Recht auf Selbstverteidigung

Mit Blick auf den Krieg in Afghanistan wurden Inhalt und Voraussetzungen des Selbstverteidigungsrechts nach Art. 51 der Satzung der Vereinten Nationen einer kritischen Analyse unterzogen. Hier lässt sich ein erheblicher Wandel feststellen, der vor allem dadurch bedingt ist, daß die bisherige Grundannahme, Selbstverteidigung finde nur gegen die unmittelbar durch einen anderen Staat autorisierten Angriffe statt, revidiert werden muß. Damit verbinden sich eine Reihe von Folgewirkungen: Zum ersten bedarf es neuer Kriterien für die Schwere eines Angriffs, um eine sinnvolle Begrenzung von Selbstverteidigungsmaßnahmen gegen nicht-staatliche Angriffe zu erreichen. Zum zweiten sind gesonderte Kriterien für die Zurechnung terroristischer Angriffe zu einem bestimmten Staat erforderlich, etwa weil dieser die Vorbereitungen duldet oder gar aktiv fördert. Denn erst wenn ein Angriff einem Staat zugerechnet werden kann, ist eine militärische Maßnahme gegen diesen Staat als Selbstverteidigung gemäß Art. 51 der Satzung der Vereinten Nationen gerechtfertigt. Und zum dritten kommt es bei Selbstverteidigungsmaßnahmen in der Folge terroristischer Angriffe besonders darauf an, die Kriterien der Verhältnismäßigkeit der Reaktion und des Bevorstehens weiterer Angriffe handhabbar zu machen.

Ähnlich umstritten war die Bedeutung dieser Entwicklungen für die Effektivität und Legitimität des Systems der Vereinten Nationen.
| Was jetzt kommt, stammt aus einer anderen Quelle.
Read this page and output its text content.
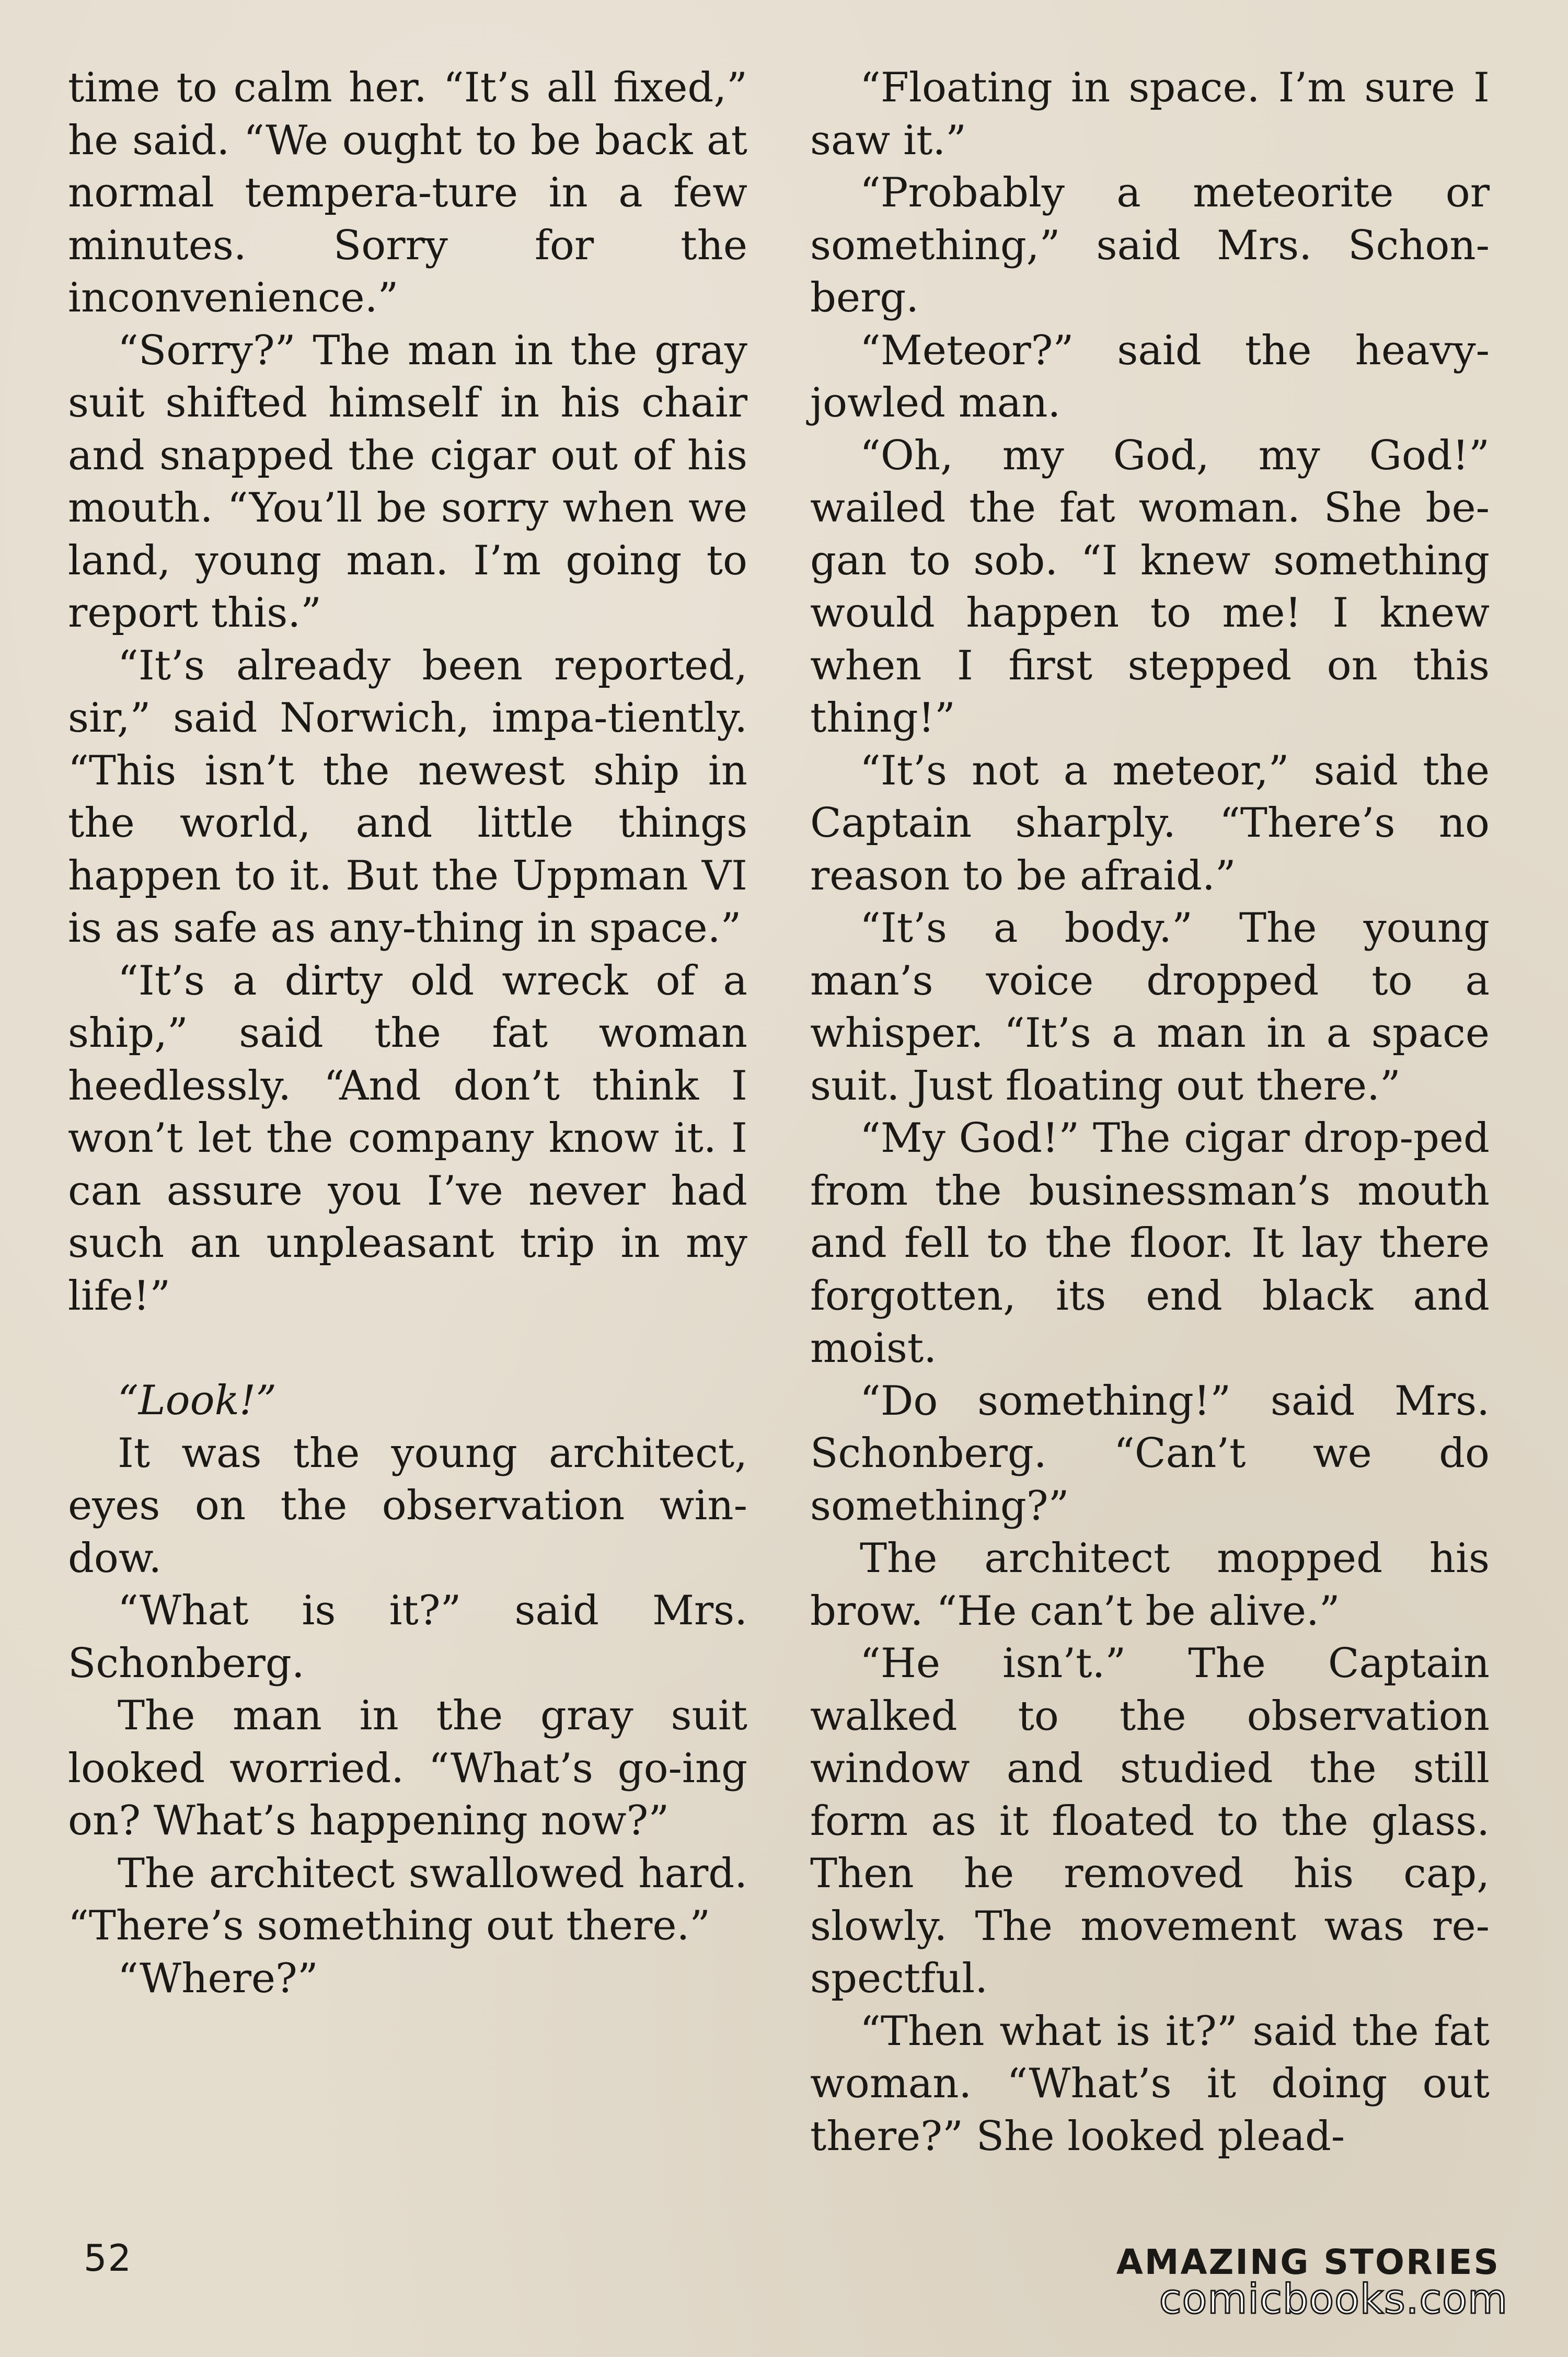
time to calm her. “It’s all fixed,” he said. “We ought to be back at normal tempera-ture in a few minutes. Sorry for the inconvenience.”

“Sorry?” The man in the gray suit shifted himself in his chair and snapped the cigar out of his mouth. “You’ll be sorry when we land, young man. I’m going to report this.”

“It’s already been reported, sir,” said Norwich, impa-tiently. “This isn’t the newest ship in the world, and little things happen to it. But the Uppman VI is as safe as any-thing in space.”

“It’s a dirty old wreck of a ship,” said the fat woman heedlessly. “And don’t think I won’t let the company know it. I can assure you I’ve never had such an unpleasant trip in my life!”

“Look!”

It was the young architect, eyes on the observation win-dow.

“What is it?” said Mrs. Schonberg.

The man in the gray suit looked worried. “What’s go-ing on? What’s happening now?”

The architect swallowed hard. “There’s something out there.”

“Where?”

“Floating in space. I’m sure I saw it.”

“Probably a meteorite or something,” said Mrs. Schon-berg.

“Meteor?” said the heavy-jowled man.

“Oh, my God, my God!” wailed the fat woman. She be-gan to sob. “I knew something would happen to me! I knew when I first stepped on this thing!”

“It’s not a meteor,” said the Captain sharply. “There’s no reason to be afraid.”

“It’s a body.” The young man’s voice dropped to a whisper. “It’s a man in a space suit. Just floating out there.”

“My God!” The cigar drop-ped from the businessman’s mouth and fell to the floor. It lay there forgotten, its end black and moist.

“Do something!” said Mrs. Schonberg. “Can’t we do something?”

The architect mopped his brow. “He can’t be alive.”

“He isn’t.” The Captain walked to the observation window and studied the still form as it floated to the glass. Then he removed his cap, slowly. The movement was re-spectful.

“Then what is it?” said the fat woman. “What’s it doing out there?” She looked plead-

52	AMAZING STORIES
comicbooks.com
Hier bestand eine starke Tendenz, die dort vorgesehen Kollektivmechanismen vorrangig einzusetzen, um den Einsatz militärischer Gewalt in der Folge terroristischer Angriffe zu legitimieren. Es wurde die Gefahr gesehen, dass der selektive Einsatz des eigentlich verbindlichen Kollektivmechanismus der UN, wenn er den eigenen Interessen nützt, und seine Ignorierung, wenn dies nicht der Fall ist, die Legitimität des Systems insgesamt in Frage stellt.
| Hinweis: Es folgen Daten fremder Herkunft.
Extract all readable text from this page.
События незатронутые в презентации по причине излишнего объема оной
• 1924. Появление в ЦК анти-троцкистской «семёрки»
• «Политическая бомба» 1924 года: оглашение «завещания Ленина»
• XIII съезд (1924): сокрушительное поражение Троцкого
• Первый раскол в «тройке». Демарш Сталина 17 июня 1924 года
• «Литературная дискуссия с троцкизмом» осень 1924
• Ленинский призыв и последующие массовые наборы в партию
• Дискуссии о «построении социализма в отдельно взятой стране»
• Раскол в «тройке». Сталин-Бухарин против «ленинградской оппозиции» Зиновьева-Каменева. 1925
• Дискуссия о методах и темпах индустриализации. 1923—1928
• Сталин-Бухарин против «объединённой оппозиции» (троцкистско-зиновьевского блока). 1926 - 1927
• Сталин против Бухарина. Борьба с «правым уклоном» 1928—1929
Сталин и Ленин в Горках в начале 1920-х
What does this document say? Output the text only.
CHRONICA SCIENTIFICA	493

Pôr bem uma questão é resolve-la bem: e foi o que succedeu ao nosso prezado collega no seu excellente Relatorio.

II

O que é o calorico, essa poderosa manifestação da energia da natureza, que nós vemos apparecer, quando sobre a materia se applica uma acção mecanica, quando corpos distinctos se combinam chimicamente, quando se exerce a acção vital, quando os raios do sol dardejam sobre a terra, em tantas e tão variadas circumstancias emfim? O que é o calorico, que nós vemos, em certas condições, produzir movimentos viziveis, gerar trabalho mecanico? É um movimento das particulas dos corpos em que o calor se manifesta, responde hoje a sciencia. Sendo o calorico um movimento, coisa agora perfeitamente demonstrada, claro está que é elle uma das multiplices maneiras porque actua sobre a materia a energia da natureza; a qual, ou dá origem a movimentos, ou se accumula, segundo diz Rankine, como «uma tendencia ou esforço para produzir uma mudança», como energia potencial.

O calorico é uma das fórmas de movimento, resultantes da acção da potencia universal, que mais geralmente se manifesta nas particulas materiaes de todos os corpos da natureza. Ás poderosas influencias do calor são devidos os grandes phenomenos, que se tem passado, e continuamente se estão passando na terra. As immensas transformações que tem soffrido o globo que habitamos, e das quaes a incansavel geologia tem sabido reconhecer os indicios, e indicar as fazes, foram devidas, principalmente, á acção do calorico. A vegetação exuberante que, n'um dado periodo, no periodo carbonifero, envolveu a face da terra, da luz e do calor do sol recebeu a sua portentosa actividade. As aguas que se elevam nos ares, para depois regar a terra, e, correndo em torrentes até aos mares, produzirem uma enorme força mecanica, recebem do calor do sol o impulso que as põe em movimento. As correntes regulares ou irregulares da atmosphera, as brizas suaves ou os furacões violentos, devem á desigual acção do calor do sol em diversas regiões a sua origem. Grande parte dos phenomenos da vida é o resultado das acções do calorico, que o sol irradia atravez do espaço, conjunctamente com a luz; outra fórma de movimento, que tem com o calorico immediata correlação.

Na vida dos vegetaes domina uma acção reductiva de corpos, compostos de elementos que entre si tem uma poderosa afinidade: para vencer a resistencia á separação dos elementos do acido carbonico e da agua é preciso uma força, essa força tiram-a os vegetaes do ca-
Erörtert wurde schließlich auch die Frage der Anwendbarkeit des humanitären Völkerrechts in militärischen Auseinandersetzungen mit Terroristen. Will man das humanitäre Kriegsvölkerrecht auch auf diese Situation anwenden, so gilt es, folgende Voraussetzungen zu beachten: Die allgemeinen Voraussetzungen für die Anwendbarkeit des Kriegsvölkerrechts müssen gegeben sein, d.h. die militärischen Auseinandersetzungen müssen die Schwelle des bewaffneten Konflikts überschreiten und die terroristischen Angriffe müssen einem Staat zugerechnet werden können, der außerdem dem Einsatz von Waffengewalt nicht zustimmt. Durch diese Anwendung des Kriegsvölkerrechts werden Terroristen nicht-regulären Streitkräften gleichgestellt , weil sie keinen Kombattantenstatus haben und aus diesem Grund keine rechtmäßigen militärischen Angriffe führen können. Andererseits können sie Ziel militärischer Angriffe sein, weil die Bestimmungen zum Schutz der Zivilbevölkerung nicht in vollem Umfang auf sie anwendbar sind. Der Vorteil einer Erstreckung des humanitären Kriegsvölkerrechts auf bewaffnete Auseinandersetzungen mit Terroristen wird darin gesehen, dass konkrete Regelungen über den Einsatz bewaffneter Gewalt Anwendung finden und die Rechtmäßigkeit einzelner militärischer Maßnahmen nicht allein anhand des sehr vagen Verhältnismäßigkeitsprinzips beurteilt werden muss.

Das gesamte Material dieser Konferenz steht jetzt Online im Internet zur Verfügung. Die Wissenschaftler erhoffen sich davon eine schnelle und intensive Rezeption der Beiträge. Diese Website wird eingestellt, sobald die Tagungsbeiträge im Springer-Verlag erschienen sind. Auf der Website wurde ein Diskussionsforum eingerichtet, auf dem Interessierte einzelne Beiträge oder die Ergebnisse des Symposiums insgesamt kommentieren können.